# 8" Wheel and Tires - Replace with 12"?



## barrynfla (Nov 6, 2012)

Just bought a 12' Sears Gamefisher with 7.5 hp Johnson. Waiting for the hitch to be put on my '01 Civic. The trailer isn't in the greatest shape but looks pretty good. It has 8" wheels, the tires have good tread but the tires are pretty old and starting to dry rot. Just had a new valve stem put on one of them and the guy would only put in 35 psi. I know I'm gonna need new tires but not sure whether to just replace the 8" or switch to 12". Measured under the fender and I have about 3" or a bit more to play with so I think they would fit. I live in Tampa and the roads are flat and I don't plan on towing very far.......maybe 20-25 miles tops. Speed limits are about 60-65.

Opinions on keeping the 8" or switching to 12"?

Thanks!

Barry


----------



## CaseyP (Nov 6, 2012)

Bigger is not always better. I would stay with the 8" tires since the trailer was designed for them.


----------



## rickybobbybend (Nov 6, 2012)

I would be tempted to go to a tire dealer you trust and get their recommendation. But whether you upsize or not, get new rubber on that trailer and be sure to check the bearings while you are at it.


----------



## lckstckn2smknbrls (Nov 6, 2012)

How steep are the ramps you plan on using? How long is the trailer? Taller tires mean you will have to back farther into the water to launch or retrieve and considering your using a civic as a tow vehicle lower might be better.


----------



## turbotodd (Nov 6, 2012)

I would not run a 8" tire/rim if I had the option of going to 12". One reason is speed. Those little 8" tires really hum at 65 mph. Seems like they're turning about 80 or better. Reason two, the 12" tires usually have less rolling resistance. Reason 3-the 12's last longer. Reason 4-the 12's ride a LOT better; and they're easier on the towed load (trailer and boat). There's only one reason to go back to an 8" rim and that's if a 12 won't fit.


----------



## Hanr3 (Nov 7, 2012)

8" tires are fine on the highway and they are only going as fast as the tow vehicle. If the tow vehicle is doing 65mph the trailer tires are going 65 mph. The difference is the number of revolutions per mile, not the speed. 

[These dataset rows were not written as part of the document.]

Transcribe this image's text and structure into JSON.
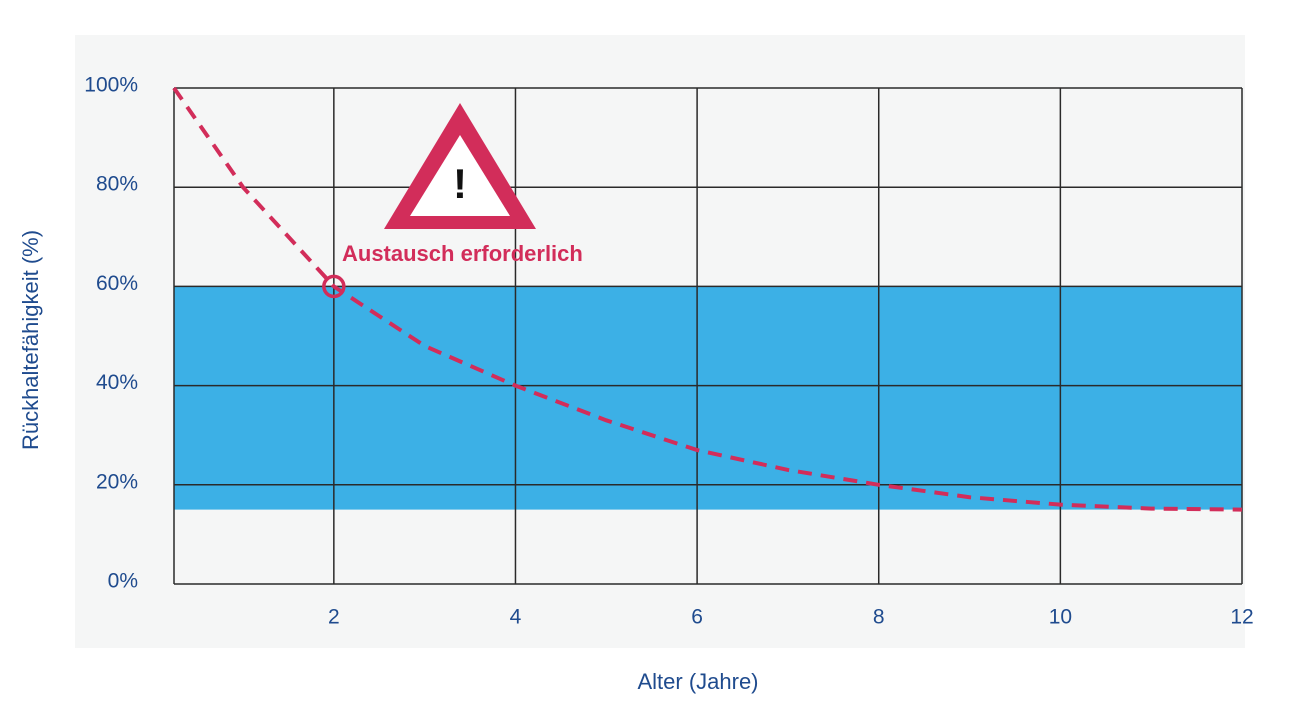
{
  "chart_data": {
    "type": "line",
    "x_label": "Alter (Jahre)",
    "y_label": "Rückhaltefähigkeit (%)",
    "x": [
      0.24,
      1,
      2,
      3,
      4,
      5,
      6,
      7,
      8,
      9,
      10,
      11,
      12
    ],
    "series": [
      {
        "color": "#d22d5a",
        "values": [
          100,
          80,
          60,
          48,
          40,
          33,
          27,
          23,
          20,
          17.5,
          16,
          15.2,
          15
        ]
      }
    ],
    "band": {
      "range": [
        15,
        60
      ],
      "color": "#3cb0e6"
    },
    "marker": {
      "x": 2,
      "y": 60
    },
    "annotation": "Austausch erforderlich",
    "warning_symbol": "!",
    "xlim": [
      0.24,
      12
    ],
    "ylim": [
      0,
      100
    ],
    "xticks": [
      2,
      4,
      6,
      8,
      10,
      12
    ],
    "yticks": [
      {
        "value": 0,
        "label": "0%"
      },
      {
        "value": 20,
        "label": "20%"
      },
      {
        "value": 40,
        "label": "40%"
      },
      {
        "value": 60,
        "label": "60%"
      },
      {
        "value": 80,
        "label": "80%"
      },
      {
        "value": 100,
        "label": "100%"
      }
    ],
    "grid": true
  }
}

I towed my 14' boat over a 1000 miles this summer, 6 hour trip to Kentucky lake and back. Plus a couple of 3-4 hour trips to "semi-local" lakes, and bunch of trips to my local lakes. The main thing is grease, keep the bearings in grease and you wont have any trouble, once you get new tires. Actually the last 3 years I averaged about 1000 miles per year towing the boat, not a lot, but I dont have any reservations about loading up the boat with firewood, tent, dining fly, my backpack, cooler, fishing gear (500 pounds of gear) and hauling it 500 miles to go camping/fishing for the weekend. 

Price those 12" tires and compare it to the 8" tires. :mrgreen: 
Those 8" tires look better all the time when you start pricing alternatives. 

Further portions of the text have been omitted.